TEPARY BEANS, Phaseolus acutifolius, have been used as a food source in the Americas for more than five millenia. Remains of these beans dating to 5,000 B.C. have been found in the Tehuacan Valley in Mexico, and the Hopi Indians of northeastern Arizona have used them as a staple for over 1,200 years. TEPARY is a special bean that is very productive in arid climates. Its claim to fame is that it grows where practically nothing else will and thus has been the subsistence for peoples living in the desert areas of the United States southwest and the north west of Mexico, the so-called Aridoamerica. There are both domesticated and wild strains of this bean.

Our TEPARY is small, has a very pretty, speckled color, much like a sparrow egg, and often truncated in shape. They swell slightly in cooking, but remain a small bean, and have an excellent texture, not at all starchy. Traditional in Hopi and Pima Indian cooking and in the north of Mexico, they are delicious as frijoles de olla, the traditional soupy beans of Mexico and again, unusual as a side dish.

PERSIAN LIMAS we offer are red in color with black flecking. I am told that the original seed was brought back from China by Mark Miller of Coyote Cafe fame and the name "persian" was given solely to name it. This is a Phaseolus bean, Phaseolus lunatus, originally discovered in Central and South America. The small size of this lima distinguishes it from the other two forms of limas.

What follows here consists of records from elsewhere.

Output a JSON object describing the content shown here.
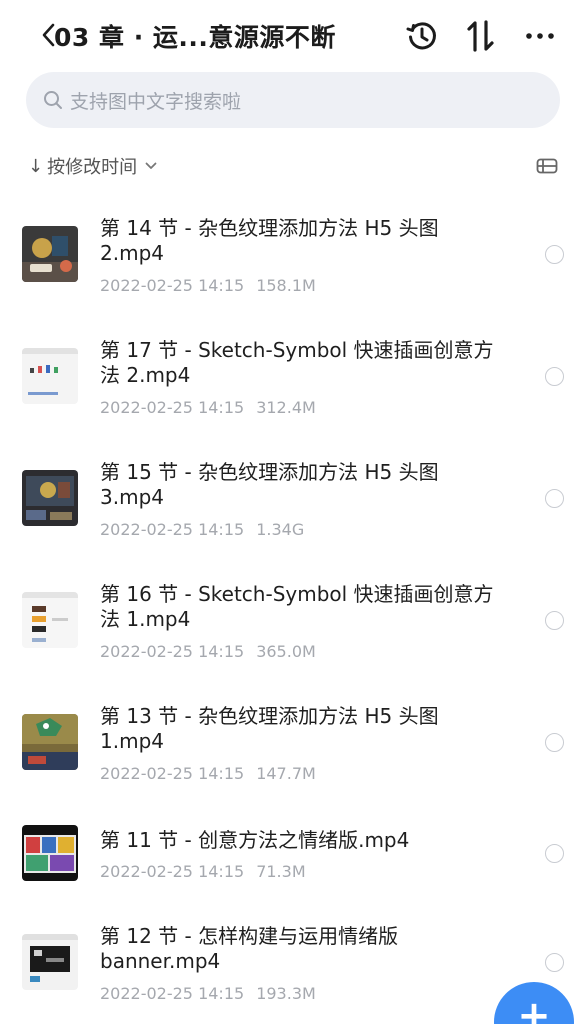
{
  "header": {
    "back_glyph": "<",
    "title": "03 章 · 运...意源源不断"
  },
  "search": {
    "placeholder": "支持图中文字搜索啦"
  },
  "sort": {
    "arrow": "↓",
    "label": "按修改时间"
  },
  "files": [
    {
      "name": "第 14 节 - 杂色纹理添加方法 H5 头图 2.mp4",
      "date": "2022-02-25 14:15",
      "size": "158.1M",
      "thumb": "illustration-dark"
    },
    {
      "name": "第 17 节 - Sketch-Symbol 快速插画创意方法 2.mp4",
      "date": "2022-02-25 14:15",
      "size": "312.4M",
      "thumb": "sketch-light"
    },
    {
      "name": "第 15 节 - 杂色纹理添加方法 H5 头图 3.mp4",
      "date": "2022-02-25 14:15",
      "size": "1.34G",
      "thumb": "illustration-dark"
    },
    {
      "name": "第 16 节 - Sketch-Symbol 快速插画创意方法 1.mp4",
      "date": "2022-02-25 14:15",
      "size": "365.0M",
      "thumb": "sketch-light"
    },
    {
      "name": "第 13 节 - 杂色纹理添加方法 H5 头图 1.mp4",
      "date": "2022-02-25 14:15",
      "size": "147.7M",
      "thumb": "illustration-dark"
    },
    {
      "name": "第 11 节 - 创意方法之情绪版.mp4",
      "date": "2022-02-25 14:15",
      "size": "71.3M",
      "thumb": "moodboard-dark"
    },
    {
      "name": "第 12 节 - 怎样构建与运用情绪版 banner.mp4",
      "date": "2022-02-25 14:15",
      "size": "193.3M",
      "thumb": "screen-light"
    }
  ],
  "fab": {
    "label": "+"
  },
  "colors": {
    "accent": "#3d8df5",
    "search_bg": "#eef0f5",
    "meta_text": "#a5a8ae"
  }
}
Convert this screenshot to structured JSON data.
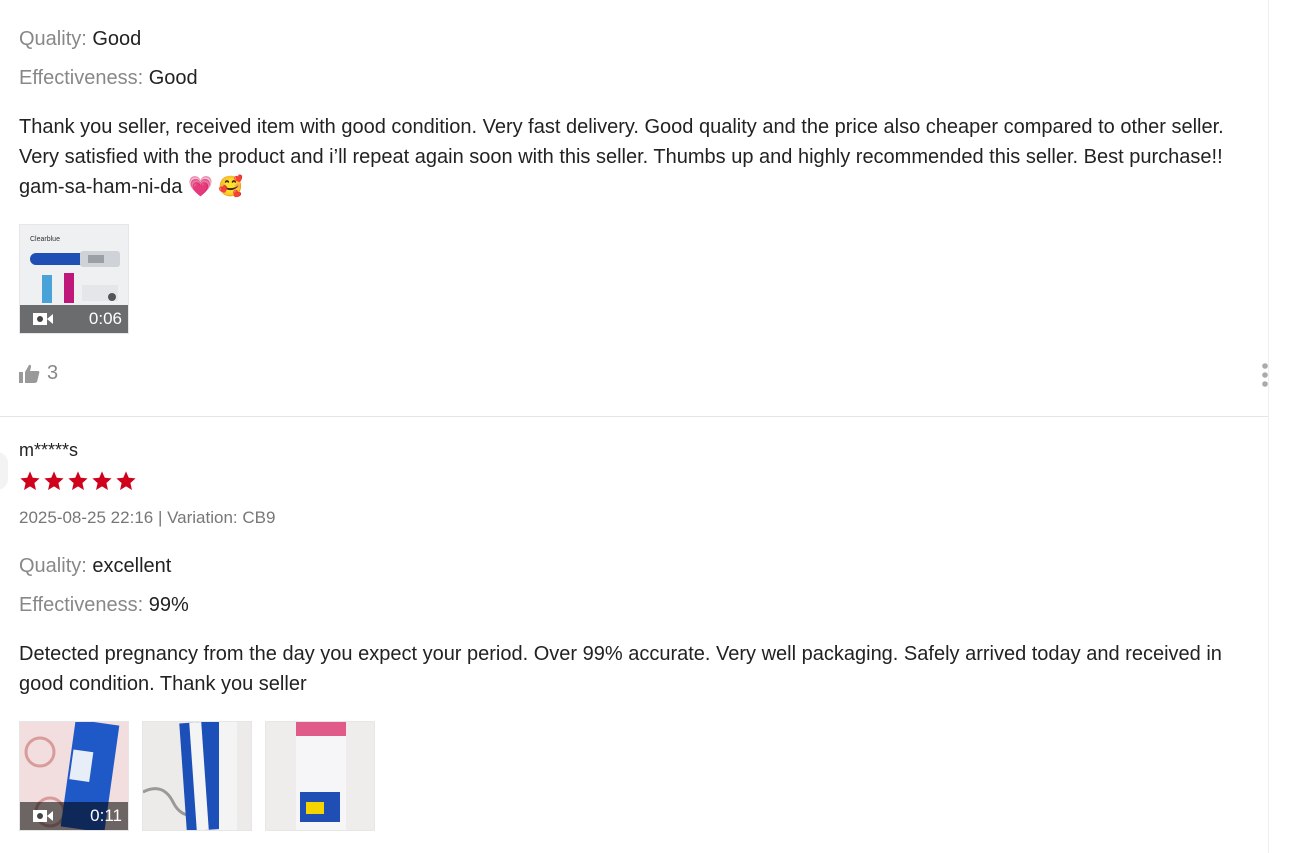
{
  "review1": {
    "quality_label": "Quality:",
    "quality_value": "Good",
    "effectiveness_label": "Effectiveness:",
    "effectiveness_value": "Good",
    "text": "Thank you seller, received item with good condition.  Very fast delivery. Good quality and the price also cheaper compared to other seller. Very satisfied with the product and i’ll repeat again soon with this seller. Thumbs up and highly recommended this seller. Best purchase!! gam-sa-ham-ni-da",
    "emoji": "💗 🥰",
    "video_duration": "0:06",
    "thumb_brand": "Clearblue",
    "likes": "3"
  },
  "review2": {
    "username": "m*****s",
    "rating": 5,
    "meta": "2025-08-25 22:16 | Variation: CB9",
    "quality_label": "Quality:",
    "quality_value": "excellent",
    "effectiveness_label": "Effectiveness:",
    "effectiveness_value": "99%",
    "text": "Detected pregnancy from the day you expect your period. Over 99% accurate. Very well packaging. Safely arrived today and received in good condition. Thank you seller",
    "video_duration": "0:11"
  },
  "colors": {
    "star": "#d0011b",
    "muted": "#888888",
    "text": "#222222"
  }
}
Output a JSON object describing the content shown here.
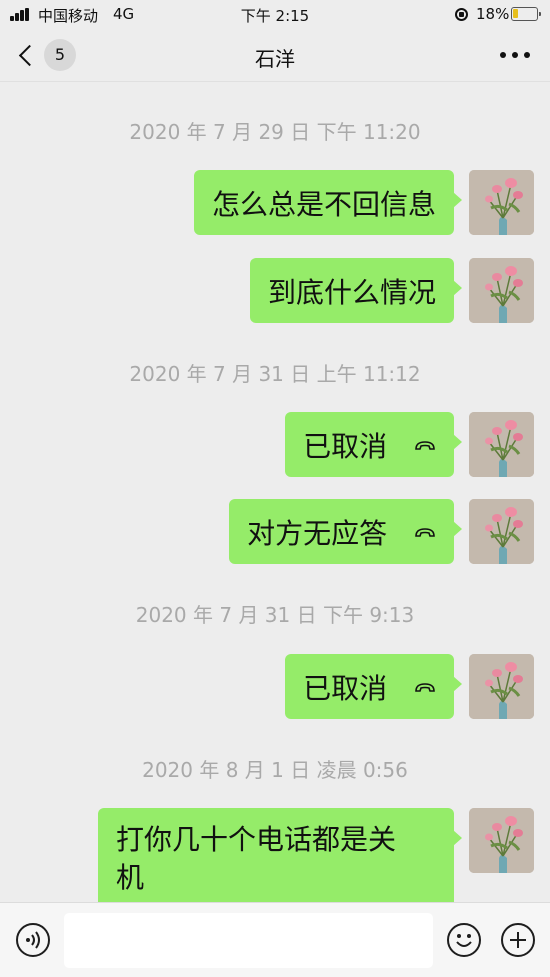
{
  "status_bar": {
    "carrier": "中国移动",
    "network": "4G",
    "time": "下午 2:15",
    "battery_percent": "18%",
    "battery_level": 0.18,
    "battery_color": "#e7bf1c"
  },
  "header": {
    "back_badge": "5",
    "title": "石洋",
    "more_icon": "more-dots-icon"
  },
  "messages": [
    {
      "type": "timestamp",
      "text": "2020 年 7 月 29 日 下午 11:20"
    },
    {
      "type": "text",
      "from": "me",
      "text": "怎么总是不回信息"
    },
    {
      "type": "text",
      "from": "me",
      "text": "到底什么情况"
    },
    {
      "type": "timestamp",
      "text": "2020 年 7 月 31 日 上午 11:12"
    },
    {
      "type": "call",
      "from": "me",
      "text": "已取消",
      "icon": "hangup-icon"
    },
    {
      "type": "call",
      "from": "me",
      "text": "对方无应答",
      "icon": "hangup-icon"
    },
    {
      "type": "timestamp",
      "text": "2020 年 7 月 31 日 下午 9:13"
    },
    {
      "type": "call",
      "from": "me",
      "text": "已取消",
      "icon": "hangup-icon"
    },
    {
      "type": "timestamp",
      "text": "2020 年 8 月 1 日 凌晨 0:56"
    },
    {
      "type": "text",
      "from": "me",
      "text_line1": "打你几十个电话都是关",
      "text_line2": "机"
    }
  ],
  "input_bar": {
    "voice_icon": "voice-icon",
    "emoji_icon": "emoji-icon",
    "plus_icon": "plus-icon",
    "input_value": ""
  },
  "colors": {
    "bubble_me": "#95ec69",
    "background": "#ededed",
    "timestamp_text": "#a9a9a9"
  }
}
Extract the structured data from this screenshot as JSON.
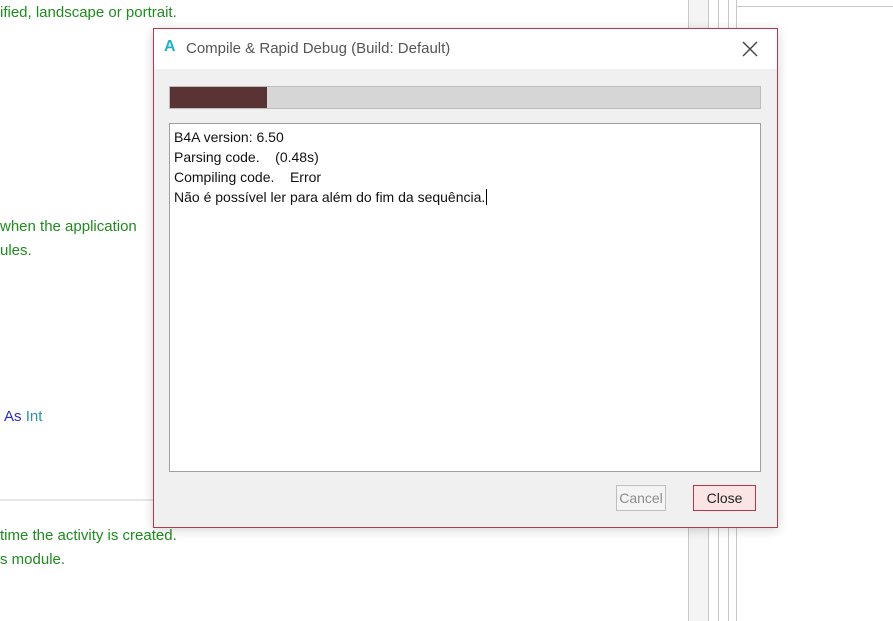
{
  "editor": {
    "line1": "ified, landscape or portrait.",
    "line2": "when the application",
    "line3": "ules.",
    "line4_as": "As",
    "line4_type": "Int",
    "line5": "time the activity is created.",
    "line6": "s module."
  },
  "dialog": {
    "app_icon": "A",
    "title": "Compile & Rapid Debug (Build: Default)",
    "close_icon": "close-icon",
    "progress_fraction": 0.165,
    "log": [
      "B4A version: 6.50",
      "Parsing code.    (0.48s)",
      "Compiling code.    Error",
      "Não é possível ler para além do fim da sequência."
    ],
    "cancel_label": "Cancel",
    "close_label": "Close"
  },
  "colors": {
    "accent_border": "#b33a4c",
    "progress_fill": "#5a3434",
    "code_comment": "#1e8c1e",
    "keyword": "#2a2ad0",
    "type": "#2b91af"
  }
}
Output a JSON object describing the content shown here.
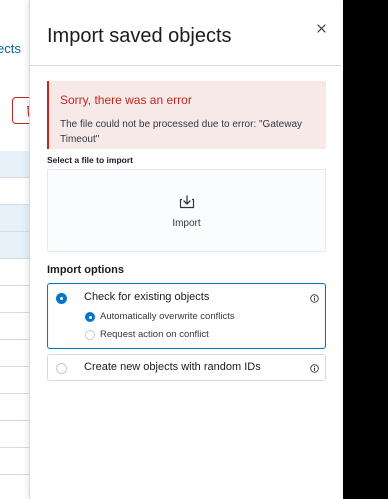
{
  "background": {
    "link_text": "ects"
  },
  "flyout": {
    "title": "Import saved objects",
    "error_callout": {
      "title": "Sorry, there was an error",
      "message": "The file could not be processed due to error: \"Gateway Timeout\""
    },
    "file_picker": {
      "label": "Select a file to import",
      "button_text": "Import",
      "icon": "import-icon"
    },
    "import_options": {
      "heading": "Import options",
      "check_existing": {
        "label": "Check for existing objects",
        "selected": true,
        "sub_options": [
          {
            "label": "Automatically overwrite conflicts",
            "selected": true
          },
          {
            "label": "Request action on conflict",
            "selected": false
          }
        ]
      },
      "create_new": {
        "label": "Create new objects with random IDs",
        "selected": false
      }
    }
  },
  "colors": {
    "accent": "#0077cc",
    "danger": "#bd271e",
    "danger_bg": "#f8e9e9"
  }
}
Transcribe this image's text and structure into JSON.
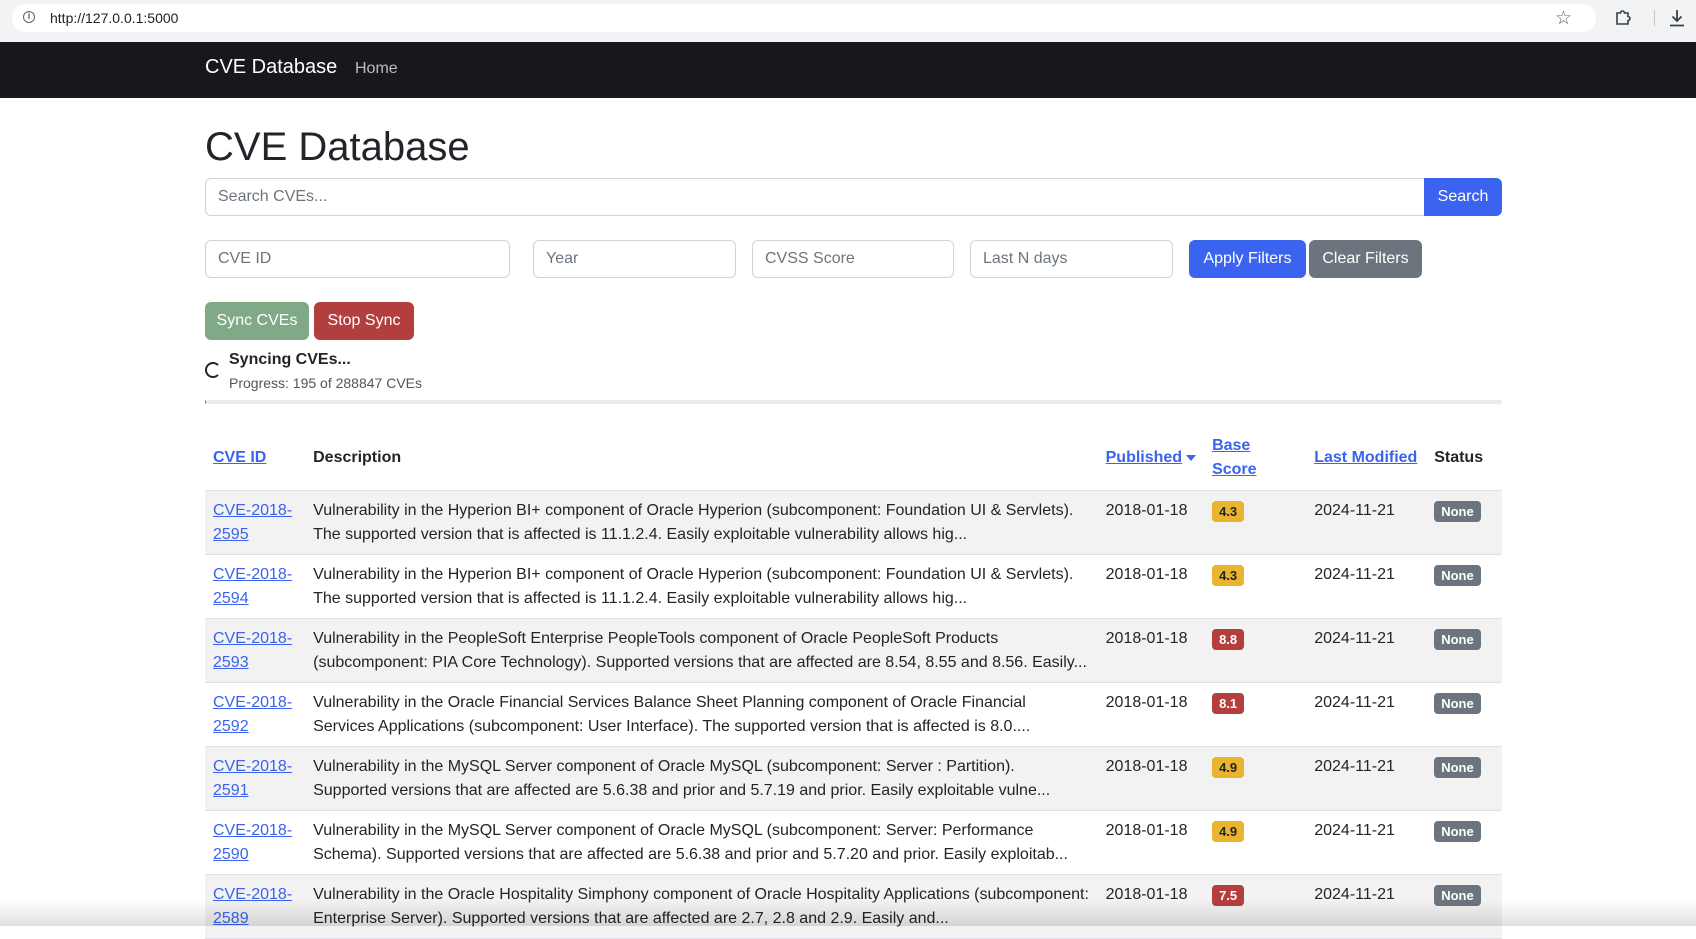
{
  "browser": {
    "url": "http://127.0.0.1:5000",
    "icons": [
      "info-icon",
      "star-icon",
      "extension-icon",
      "download-icon"
    ]
  },
  "navbar": {
    "brand": "CVE Database",
    "home": "Home"
  },
  "page": {
    "title": "CVE Database"
  },
  "search": {
    "placeholder": "Search CVEs...",
    "value": "",
    "button": "Search"
  },
  "filters": {
    "cve_id_placeholder": "CVE ID",
    "year_placeholder": "Year",
    "cvss_placeholder": "CVSS Score",
    "days_placeholder": "Last N days",
    "apply_label": "Apply Filters",
    "clear_label": "Clear Filters"
  },
  "sync": {
    "sync_label": "Sync CVEs",
    "stop_label": "Stop Sync",
    "status_title": "Syncing CVEs...",
    "progress_text": "Progress: 195 of 288847 CVEs",
    "progress_fraction": 0.000675
  },
  "colors": {
    "primary": "#3a63f0",
    "secondary": "#6c757d",
    "success_muted": "#7fa987",
    "danger": "#b23f3e",
    "warning": "#e9b52e",
    "navbar": "#16181b"
  },
  "table": {
    "headers": {
      "cve_id": "CVE ID",
      "description": "Description",
      "published": "Published",
      "base_score": "Base Score",
      "last_modified": "Last Modified",
      "status": "Status"
    },
    "sort": {
      "column": "published",
      "direction": "desc"
    },
    "rows": [
      {
        "id_line1": "CVE-2018-",
        "id_line2": "2595",
        "description": "Vulnerability in the Hyperion BI+ component of Oracle Hyperion (subcomponent: Foundation UI & Servlets). The supported version that is affected is 11.1.2.4. Easily exploitable vulnerability allows hig...",
        "published": "2018-01-18",
        "score": "4.3",
        "severity": "warning",
        "modified": "2024-11-21",
        "status": "None"
      },
      {
        "id_line1": "CVE-2018-",
        "id_line2": "2594",
        "description": "Vulnerability in the Hyperion BI+ component of Oracle Hyperion (subcomponent: Foundation UI & Servlets). The supported version that is affected is 11.1.2.4. Easily exploitable vulnerability allows hig...",
        "published": "2018-01-18",
        "score": "4.3",
        "severity": "warning",
        "modified": "2024-11-21",
        "status": "None"
      },
      {
        "id_line1": "CVE-2018-",
        "id_line2": "2593",
        "description": "Vulnerability in the PeopleSoft Enterprise PeopleTools component of Oracle PeopleSoft Products (subcomponent: PIA Core Technology). Supported versions that are affected are 8.54, 8.55 and 8.56. Easily...",
        "published": "2018-01-18",
        "score": "8.8",
        "severity": "danger",
        "modified": "2024-11-21",
        "status": "None"
      },
      {
        "id_line1": "CVE-2018-",
        "id_line2": "2592",
        "description": "Vulnerability in the Oracle Financial Services Balance Sheet Planning component of Oracle Financial Services Applications (subcomponent: User Interface). The supported version that is affected is 8.0....",
        "published": "2018-01-18",
        "score": "8.1",
        "severity": "danger",
        "modified": "2024-11-21",
        "status": "None"
      },
      {
        "id_line1": "CVE-2018-",
        "id_line2": "2591",
        "description": "Vulnerability in the MySQL Server component of Oracle MySQL (subcomponent: Server : Partition). Supported versions that are affected are 5.6.38 and prior and 5.7.19 and prior. Easily exploitable vulne...",
        "published": "2018-01-18",
        "score": "4.9",
        "severity": "warning",
        "modified": "2024-11-21",
        "status": "None"
      },
      {
        "id_line1": "CVE-2018-",
        "id_line2": "2590",
        "description": "Vulnerability in the MySQL Server component of Oracle MySQL (subcomponent: Server: Performance Schema). Supported versions that are affected are 5.6.38 and prior and 5.7.20 and prior. Easily exploitab...",
        "published": "2018-01-18",
        "score": "4.9",
        "severity": "warning",
        "modified": "2024-11-21",
        "status": "None"
      },
      {
        "id_line1": "CVE-2018-",
        "id_line2": "2589",
        "description": "Vulnerability in the Oracle Hospitality Simphony component of Oracle Hospitality Applications (subcomponent: Enterprise Server). Supported versions that are affected are 2.7, 2.8 and 2.9. Easily and...",
        "published": "2018-01-18",
        "score": "7.5",
        "severity": "danger",
        "modified": "2024-11-21",
        "status": "None"
      }
    ]
  }
}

Red is one of the rare color coats of lima beans which we normally see in pale green or white. While it is cooking, some of the red coat color leaches into the cooking water but the bean remains well colored. Its flavor is a pleasant lima bean taste, not grassy or starchy, but slightly sweet and delicious. Again, as color and flavor rule, once cooked, these limas could be added to practically anything.